Google Places Fails to Stop Spam, Abuse

The New York Times’ large spotlight is on Google again, this time showing how easy it is for local business owners to become victims of abuse from spammers fraudulently reporting a business as closed. Google promises a solution is in the works.

Malicious & Fraudulent Closings on Google Places

By allowing the community to update Places listings, Google also opened the door to unscrupulous spammers and abuse. Anybody (e.g., a competitor, angry customers, or disgruntled employee) can report your business as closed, and you might not know about it for hours, days, or even longer – which can mean lost business as searchers tend to believe what they find on Google.
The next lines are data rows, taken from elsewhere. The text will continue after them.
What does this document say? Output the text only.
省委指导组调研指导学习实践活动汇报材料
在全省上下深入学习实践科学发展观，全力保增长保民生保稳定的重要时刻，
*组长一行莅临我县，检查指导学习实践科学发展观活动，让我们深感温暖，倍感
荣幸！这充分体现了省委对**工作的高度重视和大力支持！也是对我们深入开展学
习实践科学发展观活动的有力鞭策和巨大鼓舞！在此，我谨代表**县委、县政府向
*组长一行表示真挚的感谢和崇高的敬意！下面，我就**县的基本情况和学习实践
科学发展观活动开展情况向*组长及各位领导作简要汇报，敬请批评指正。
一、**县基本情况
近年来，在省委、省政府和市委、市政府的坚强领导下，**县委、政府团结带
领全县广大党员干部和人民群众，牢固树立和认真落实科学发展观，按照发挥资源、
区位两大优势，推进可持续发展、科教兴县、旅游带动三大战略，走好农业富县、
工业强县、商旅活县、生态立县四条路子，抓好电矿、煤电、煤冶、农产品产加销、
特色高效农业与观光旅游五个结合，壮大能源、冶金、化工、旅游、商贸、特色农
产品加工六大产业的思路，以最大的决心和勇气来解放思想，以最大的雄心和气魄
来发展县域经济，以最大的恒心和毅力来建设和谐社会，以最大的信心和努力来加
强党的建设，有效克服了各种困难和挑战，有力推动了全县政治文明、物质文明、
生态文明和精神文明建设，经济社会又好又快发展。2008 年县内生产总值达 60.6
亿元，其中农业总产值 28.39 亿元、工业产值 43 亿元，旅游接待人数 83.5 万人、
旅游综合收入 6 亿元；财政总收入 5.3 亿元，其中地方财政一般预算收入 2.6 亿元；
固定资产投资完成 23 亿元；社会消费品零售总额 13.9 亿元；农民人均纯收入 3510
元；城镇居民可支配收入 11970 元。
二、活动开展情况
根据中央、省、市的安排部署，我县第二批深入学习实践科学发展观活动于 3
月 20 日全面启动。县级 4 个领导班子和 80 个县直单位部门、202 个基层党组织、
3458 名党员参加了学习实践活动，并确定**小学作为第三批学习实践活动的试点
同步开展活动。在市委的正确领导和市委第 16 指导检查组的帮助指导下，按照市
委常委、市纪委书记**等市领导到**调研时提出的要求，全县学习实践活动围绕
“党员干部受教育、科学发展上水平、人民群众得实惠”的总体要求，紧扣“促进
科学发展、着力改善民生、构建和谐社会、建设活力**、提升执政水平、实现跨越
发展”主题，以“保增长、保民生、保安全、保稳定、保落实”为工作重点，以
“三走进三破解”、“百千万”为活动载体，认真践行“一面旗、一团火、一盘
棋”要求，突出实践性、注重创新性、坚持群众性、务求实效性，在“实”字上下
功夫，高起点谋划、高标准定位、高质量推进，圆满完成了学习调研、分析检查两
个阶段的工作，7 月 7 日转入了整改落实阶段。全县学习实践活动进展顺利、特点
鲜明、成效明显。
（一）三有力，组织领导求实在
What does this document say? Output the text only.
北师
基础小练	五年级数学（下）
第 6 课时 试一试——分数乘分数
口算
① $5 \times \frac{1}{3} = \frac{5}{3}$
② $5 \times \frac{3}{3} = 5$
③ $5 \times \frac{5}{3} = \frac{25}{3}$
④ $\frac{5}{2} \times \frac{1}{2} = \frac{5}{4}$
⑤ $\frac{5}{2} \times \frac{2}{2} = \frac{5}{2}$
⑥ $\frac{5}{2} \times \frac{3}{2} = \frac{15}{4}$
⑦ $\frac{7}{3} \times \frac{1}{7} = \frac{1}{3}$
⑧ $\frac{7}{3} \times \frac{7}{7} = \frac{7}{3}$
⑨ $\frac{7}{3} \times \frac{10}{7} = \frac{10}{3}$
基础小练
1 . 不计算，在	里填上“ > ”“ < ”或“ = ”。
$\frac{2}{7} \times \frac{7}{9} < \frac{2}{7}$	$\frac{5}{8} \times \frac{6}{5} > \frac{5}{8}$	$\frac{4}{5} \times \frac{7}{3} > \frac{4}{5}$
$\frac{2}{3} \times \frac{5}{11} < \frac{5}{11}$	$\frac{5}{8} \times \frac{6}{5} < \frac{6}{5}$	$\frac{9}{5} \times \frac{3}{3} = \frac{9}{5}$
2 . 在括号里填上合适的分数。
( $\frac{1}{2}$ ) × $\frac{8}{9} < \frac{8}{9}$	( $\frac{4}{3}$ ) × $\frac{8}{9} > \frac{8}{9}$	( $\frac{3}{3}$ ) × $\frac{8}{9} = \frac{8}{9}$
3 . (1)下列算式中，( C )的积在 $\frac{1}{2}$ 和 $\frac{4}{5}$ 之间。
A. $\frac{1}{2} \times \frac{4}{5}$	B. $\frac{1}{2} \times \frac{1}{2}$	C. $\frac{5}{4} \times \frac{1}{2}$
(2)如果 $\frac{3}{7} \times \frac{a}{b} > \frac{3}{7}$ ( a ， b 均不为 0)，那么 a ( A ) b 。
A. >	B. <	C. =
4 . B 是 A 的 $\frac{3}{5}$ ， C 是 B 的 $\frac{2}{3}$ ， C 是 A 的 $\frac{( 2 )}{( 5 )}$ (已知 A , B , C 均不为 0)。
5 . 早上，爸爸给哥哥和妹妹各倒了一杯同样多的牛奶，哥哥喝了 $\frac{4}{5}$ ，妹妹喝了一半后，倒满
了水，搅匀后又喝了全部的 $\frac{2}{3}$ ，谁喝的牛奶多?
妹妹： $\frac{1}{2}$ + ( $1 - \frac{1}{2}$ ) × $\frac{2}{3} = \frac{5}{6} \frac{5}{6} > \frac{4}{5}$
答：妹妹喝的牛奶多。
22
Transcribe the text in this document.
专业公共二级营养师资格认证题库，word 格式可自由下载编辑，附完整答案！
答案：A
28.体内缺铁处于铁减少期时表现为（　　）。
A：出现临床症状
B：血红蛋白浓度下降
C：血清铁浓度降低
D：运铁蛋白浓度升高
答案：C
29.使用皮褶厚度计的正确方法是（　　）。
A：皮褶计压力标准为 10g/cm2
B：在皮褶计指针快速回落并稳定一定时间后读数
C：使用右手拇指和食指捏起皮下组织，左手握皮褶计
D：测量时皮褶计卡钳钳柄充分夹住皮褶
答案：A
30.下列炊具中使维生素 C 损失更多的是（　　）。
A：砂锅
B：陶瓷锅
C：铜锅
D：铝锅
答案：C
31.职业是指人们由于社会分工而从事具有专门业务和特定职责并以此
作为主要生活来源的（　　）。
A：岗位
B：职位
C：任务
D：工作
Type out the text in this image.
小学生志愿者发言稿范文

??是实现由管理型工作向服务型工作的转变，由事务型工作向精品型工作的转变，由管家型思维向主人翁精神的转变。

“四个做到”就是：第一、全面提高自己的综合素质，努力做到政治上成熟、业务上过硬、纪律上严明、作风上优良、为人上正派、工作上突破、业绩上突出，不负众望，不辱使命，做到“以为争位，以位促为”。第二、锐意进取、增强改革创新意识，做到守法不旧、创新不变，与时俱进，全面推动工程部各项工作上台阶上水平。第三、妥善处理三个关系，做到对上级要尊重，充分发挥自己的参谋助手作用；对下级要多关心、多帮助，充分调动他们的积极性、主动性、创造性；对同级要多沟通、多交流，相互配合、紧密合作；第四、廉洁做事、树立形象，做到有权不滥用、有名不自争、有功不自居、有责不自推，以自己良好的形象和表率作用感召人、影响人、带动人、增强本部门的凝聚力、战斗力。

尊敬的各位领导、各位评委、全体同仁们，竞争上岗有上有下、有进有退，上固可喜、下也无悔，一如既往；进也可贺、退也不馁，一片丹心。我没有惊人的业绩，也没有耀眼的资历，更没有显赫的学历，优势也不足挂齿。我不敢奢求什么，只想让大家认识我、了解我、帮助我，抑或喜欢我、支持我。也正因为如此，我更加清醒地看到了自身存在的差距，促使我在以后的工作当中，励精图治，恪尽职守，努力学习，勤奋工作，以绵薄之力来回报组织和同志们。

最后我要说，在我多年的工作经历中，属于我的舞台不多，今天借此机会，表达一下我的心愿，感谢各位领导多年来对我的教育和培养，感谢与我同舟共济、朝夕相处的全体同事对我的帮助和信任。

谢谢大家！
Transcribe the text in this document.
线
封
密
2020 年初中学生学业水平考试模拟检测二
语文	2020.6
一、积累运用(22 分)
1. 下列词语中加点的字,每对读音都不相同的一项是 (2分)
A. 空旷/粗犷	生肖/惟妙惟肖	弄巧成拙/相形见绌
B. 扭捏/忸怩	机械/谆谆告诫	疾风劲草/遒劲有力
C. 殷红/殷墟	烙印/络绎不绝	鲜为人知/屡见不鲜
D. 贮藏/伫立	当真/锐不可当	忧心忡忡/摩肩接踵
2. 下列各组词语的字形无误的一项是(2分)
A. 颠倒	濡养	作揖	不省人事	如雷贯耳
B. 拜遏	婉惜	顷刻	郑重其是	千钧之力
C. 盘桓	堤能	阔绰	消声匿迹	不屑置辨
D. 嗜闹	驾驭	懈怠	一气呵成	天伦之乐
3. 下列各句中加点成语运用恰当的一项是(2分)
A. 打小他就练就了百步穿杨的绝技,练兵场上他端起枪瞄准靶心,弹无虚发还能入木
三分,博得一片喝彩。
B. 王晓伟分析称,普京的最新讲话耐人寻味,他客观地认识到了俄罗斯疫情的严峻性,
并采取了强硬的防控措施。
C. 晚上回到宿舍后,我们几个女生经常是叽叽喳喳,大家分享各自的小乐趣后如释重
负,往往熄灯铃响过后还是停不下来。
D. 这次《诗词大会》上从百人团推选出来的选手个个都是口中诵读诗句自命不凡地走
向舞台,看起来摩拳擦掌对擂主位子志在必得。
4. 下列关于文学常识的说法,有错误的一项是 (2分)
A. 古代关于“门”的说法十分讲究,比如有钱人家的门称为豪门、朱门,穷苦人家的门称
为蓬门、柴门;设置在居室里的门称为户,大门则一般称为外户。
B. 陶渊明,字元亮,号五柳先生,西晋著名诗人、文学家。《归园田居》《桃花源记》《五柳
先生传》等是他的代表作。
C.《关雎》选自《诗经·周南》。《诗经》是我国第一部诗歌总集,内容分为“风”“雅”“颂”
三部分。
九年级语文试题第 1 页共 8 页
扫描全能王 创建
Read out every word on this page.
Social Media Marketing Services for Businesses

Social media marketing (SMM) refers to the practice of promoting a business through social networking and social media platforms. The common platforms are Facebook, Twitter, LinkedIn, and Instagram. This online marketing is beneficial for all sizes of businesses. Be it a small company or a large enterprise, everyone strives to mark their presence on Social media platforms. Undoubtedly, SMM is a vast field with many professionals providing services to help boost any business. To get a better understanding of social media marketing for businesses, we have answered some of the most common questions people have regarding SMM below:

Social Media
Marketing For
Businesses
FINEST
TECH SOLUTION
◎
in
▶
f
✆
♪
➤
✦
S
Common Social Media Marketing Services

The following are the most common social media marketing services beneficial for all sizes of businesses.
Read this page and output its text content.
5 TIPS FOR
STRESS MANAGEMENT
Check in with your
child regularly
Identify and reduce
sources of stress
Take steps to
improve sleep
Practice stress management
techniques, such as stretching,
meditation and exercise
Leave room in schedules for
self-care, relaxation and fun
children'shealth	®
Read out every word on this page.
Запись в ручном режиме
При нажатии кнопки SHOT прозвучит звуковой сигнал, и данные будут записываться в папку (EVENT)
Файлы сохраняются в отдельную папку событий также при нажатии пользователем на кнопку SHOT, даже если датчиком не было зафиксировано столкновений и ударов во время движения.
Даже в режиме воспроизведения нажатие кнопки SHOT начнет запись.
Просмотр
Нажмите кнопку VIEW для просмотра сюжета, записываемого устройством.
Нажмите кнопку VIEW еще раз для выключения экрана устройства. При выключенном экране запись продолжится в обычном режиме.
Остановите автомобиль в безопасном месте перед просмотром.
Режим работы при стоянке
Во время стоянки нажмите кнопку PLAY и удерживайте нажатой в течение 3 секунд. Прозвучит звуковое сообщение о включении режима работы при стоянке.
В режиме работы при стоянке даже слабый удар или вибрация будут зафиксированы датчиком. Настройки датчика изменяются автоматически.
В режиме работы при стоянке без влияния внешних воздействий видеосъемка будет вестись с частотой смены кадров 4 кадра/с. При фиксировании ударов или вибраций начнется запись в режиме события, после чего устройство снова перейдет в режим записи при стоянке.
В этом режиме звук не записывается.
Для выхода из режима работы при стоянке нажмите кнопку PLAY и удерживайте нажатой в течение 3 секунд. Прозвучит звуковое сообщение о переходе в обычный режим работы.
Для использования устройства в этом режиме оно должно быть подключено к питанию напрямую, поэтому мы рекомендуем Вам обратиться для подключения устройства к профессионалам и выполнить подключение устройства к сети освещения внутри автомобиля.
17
Because Google doesn’t have a verification process for businesses that are “reportedly closed,” if enough people falsely report that a business is permanently closed by using the “Report a problem” link, Google believes them and, after a review, changes the status to “permanently closed.” Google would neither discuss its review process nor reveal how many businesses have been erroneously reported as closed.

Thus far, Google’s only attempt at remedying the situation is to inform a business owner when a business is flagged as “permanently closed” via email. In a blog post , Google wrote that they are “working on improvements to the system to prevent any malicious or incorrect labeling. These improvements will be implemented in the coming days.”

Also, for those businesses flagged as closed, Google gives the option to select “Not true?”

“In the last four days, I’ve hit that ‘not true’ button every six to eight hours,” said Daniel Navejas of RBI Divorce Lawyers of El Paso. “It’s getting old.”

Mountain View: Reported Closed


Much of the credit for getting Google moving on this issue goes to Mike Blumenthal, who, with the help of a friend last month, was able to report Google’s Mountain View headquarters as closed. Yes, it took only two people to change Google’s status to “reported to be closed.”

“The company really ought to give a heads-up when a business is tagged ‘reportedly closed,’” because those words alone are often enough to put off customers, Blumenthals told the Times. “Google doesn’t understand how much fear and discomfort businesses have about this. One company gets to decide if you’re open or closed in the online world.”

Blumenthal offered the only workable remedy in an August post:

“… keep an eye on your listing and as soon as the ‘Reported to be closed’ flag appears report via the ‘Not True?’ link while logged in as the owner of the listing that it is in fact open. Then immediately head over to MapMaker and approve your edit and the flag will instantly disappear. The problem is that a motivated spammer, using multiple IPs and sock puppets can keep you hopping and it isn’t clear that Google will automatically put an end to the tomfoolery.”

The Times also noted that Yahoo Local and Bing Local don’t suffer from the same attacks, likely because they have much less traffic than Google.